Menurut Direktur LIG Ensulting Jeong Chae, potensi pembangkit listrik tenaga biomas di Gorontalo sangat besar. Apalagi, di Gorontalo banyak terdapat bahan baku berupa tongkol jagung dan sekam padi. Pihaknya optimistis rencana investasi berupa pembangunan pembangkit listrik tenaga biomas (PLTB) di Gorontalo akan terwujud.
Dari perhitungan kami, nilai jual listrik kepada PLN yang terendah nantinya adalah Rp 1.200 per kWh. Kami perlu bantuan Pemerintah Provinsi Gorontalo untuk melobi PLN Gorontalo agar ada kesepakatan harga jual listrik dari kami dengan nilai tersebut, ucap Jeong, Kamis (24/2), saat memaparkan rencana investasi perusahaan itu di Kantor Gubernur Gorontalo.
Jeong menambahkan, diperlukan lahan seluas tujuh hektar untuk lokasi pendirian PLTB di Gorontalo. Selain itu, dibutuhkan juga bahan baku biomas sekitar 300 ton per hari dari tongkol jagung dan sekam padi.
Ia menyebut bahwa perusahaannya memerlukan waktu sekitar dua tahun empat bulan untuk pembangunan PLTB di Gorontalo.
Kepala Badan Investasi Daerah Provinsi Gorontalo Rusthamrin Akuba mengatakan bahwa Gorontalo mampu menghasilkan tongkol jagung sebanyak 104.000 ton per tahun. Sekam yang bisa dihasilkan mencapai 67.000 ton per tahun. Artinya, menurut dia, kebutuhan untuk PLTB tersebut dapat tercukupi di Gorontalo.
Bahkan, jika batang pohon jagung berikut daunnya disertakan, Gorontalo mampu menyediakan bahan baku biomas dalam jumlah lebih banyak lagi. Kami optimistis rencana ini bisa diwujudkan untuk mengatasi krisis listrik di Gorontalo, ucap Rusthamrin.

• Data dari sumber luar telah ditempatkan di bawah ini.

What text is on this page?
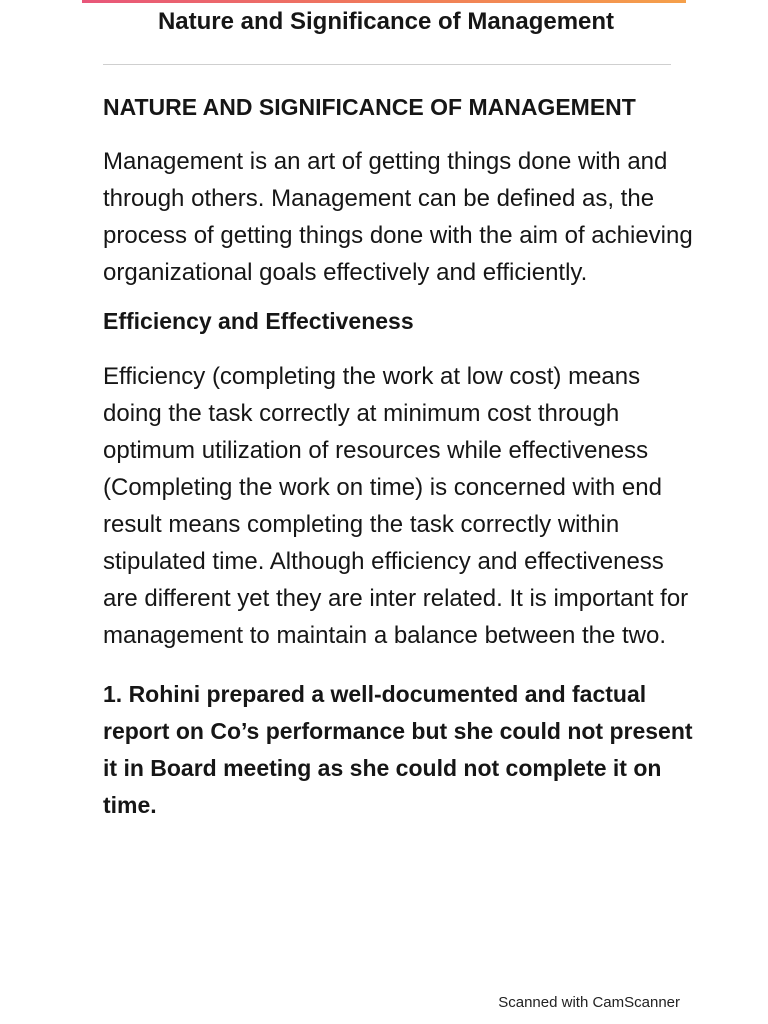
Nature and Significance of Management
NATURE AND SIGNIFICANCE OF MANAGEMENT

Management is an art of getting things done with and through others. Management can be defined as, the process of getting things done with the aim of achieving organizational goals effectively and efficiently.

Efficiency and Effectiveness

Efficiency (completing the work at low cost) means doing the task correctly at minimum cost through optimum utilization of resources while effectiveness (Completing the work on time) is concerned with end result means completing the task correctly within stipulated time. Although efficiency and effectiveness are different yet they are inter related. It is important for management to maintain a balance between the two.

1. Rohini prepared a well-documented and factual report on Co’s performance but she could not present it in Board meeting as she could not complete it on time.

Scanned with CamScanner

Dari Pangkal Pinang dikabarkan bahwa Pemerintah Provinsi Kepulauan Bangka Belitung menjajaki teknologi pembangkit listrik tenaga nuklir dari Jepang dan Korea Selatan. Bangka Belitung berencana membangun dua pembangkit listrik tenaga nuklir dalam 12 tahun ke depan.
Sementara itu, PLN di wilayah Flores bagian timur mendapat target dari PLN pusat untuk merealisasikan rasio elektrifikasi sebesar 60 persen pada tahun 2011.

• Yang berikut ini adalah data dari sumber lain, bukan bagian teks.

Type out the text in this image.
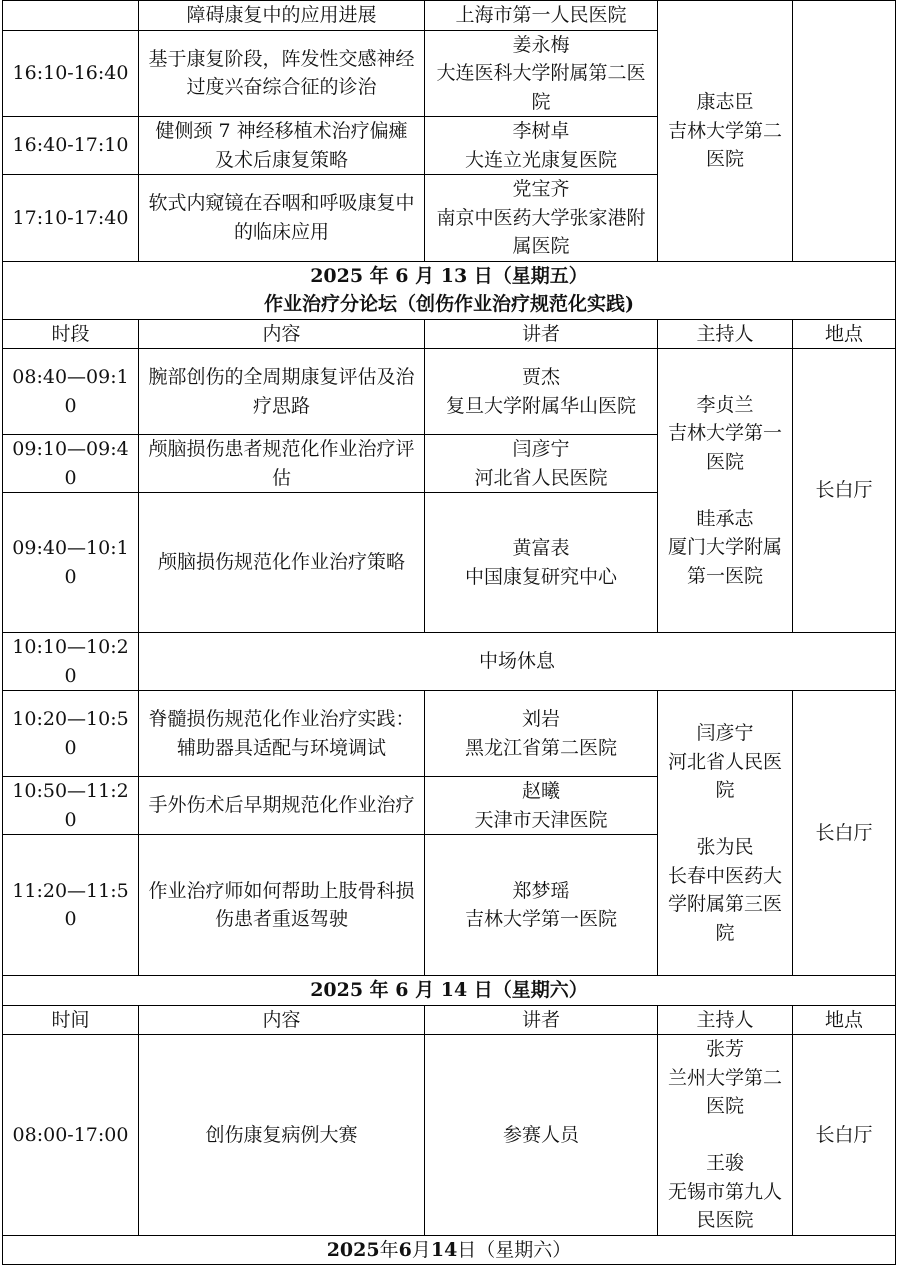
	障碍康复中的应用进展	上海市第一人民医院	康志臣
吉林大学第二医院	
16:10-16:40	基于康复阶段，阵发性交感神经过度兴奋综合征的诊治	姜永梅
大连医科大学附属第二医院		
16:40-17:10	健侧颈 7 神经移植术治疗偏瘫及术后康复策略	李树卓
大连立光康复医院		
17:10-17:40	软式内窥镜在吞咽和呼吸康复中的临床应用	党宝齐
南京中医药大学张家港附属医院		

2025 年 6 月 13 日（星期五）
作业治疗分论坛（创伤作业治疗规范化实践)				

时段	内容	讲者	主持人	地点
08:40—09:10	腕部创伤的全周期康复评估及治疗思路	贾杰
复旦大学附属华山医院	李贞兰
吉林大学第一医院

眭承志
厦门大学附属第一医院	长白厅
09:10—09:40	颅脑损伤患者规范化作业治疗评估	闫彦宁
河北省人民医院		
09:40—10:10	颅脑损伤规范化作业治疗策略	黄富表
中国康复研究中心		
10:10—10:20	中场休息			
10:20—10:50	脊髓损伤规范化作业治疗实践：辅助器具适配与环境调试	刘岩
黑龙江省第二医院	闫彦宁
河北省人民医院

张为民
长春中医药大学附属第三医院	长白厅
10:50—11:20	手外伤术后早期规范化作业治疗	赵曦
天津市天津医院		
11:20—11:50	作业治疗师如何帮助上肢骨科损伤患者重返驾驶	郑梦瑶
吉林大学第一医院		
2025 年 6 月 14 日（星期六）				
时间	内容	讲者	主持人	地点
08:00-17:00	创伤康复病例大赛	参赛人员	张芳
兰州大学第二医院

王骏
无锡市第九人民医院	长白厅
2025年6月14日（星期六）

Hal itu akan diupayakan dengan menjangkau sebanyak 11.000 pelanggan baru melalui pengadaan pembangkit listrik tenaga surya. (APO/RAZ/SEM)

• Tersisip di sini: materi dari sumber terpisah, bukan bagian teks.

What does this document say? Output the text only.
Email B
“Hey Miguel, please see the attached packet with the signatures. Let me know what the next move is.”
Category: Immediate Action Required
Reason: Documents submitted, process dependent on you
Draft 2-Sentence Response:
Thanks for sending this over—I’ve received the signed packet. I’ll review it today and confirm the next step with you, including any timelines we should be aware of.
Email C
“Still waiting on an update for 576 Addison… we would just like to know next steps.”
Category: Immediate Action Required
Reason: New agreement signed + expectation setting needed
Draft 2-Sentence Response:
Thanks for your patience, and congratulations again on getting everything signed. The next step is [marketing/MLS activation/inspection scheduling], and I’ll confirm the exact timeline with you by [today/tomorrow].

http://cetak.kompas.com/read/2011/02/25/03540359/tongkol.jagung.untuk.pembangkit
Perusahaan dari Korea selatan LIG Ensulting, dalam waktu dekat akan mengembangkan pembangkit listrik tenaga biomassadiGorontalo senilai 30 juta dollar AS. Dengan menggunakan bahan baku tongkol jagung dan sekam, diproyeksikan dapatdi hasilkan tenaga listrik 12 megawatt (Kompas 25/02/2011).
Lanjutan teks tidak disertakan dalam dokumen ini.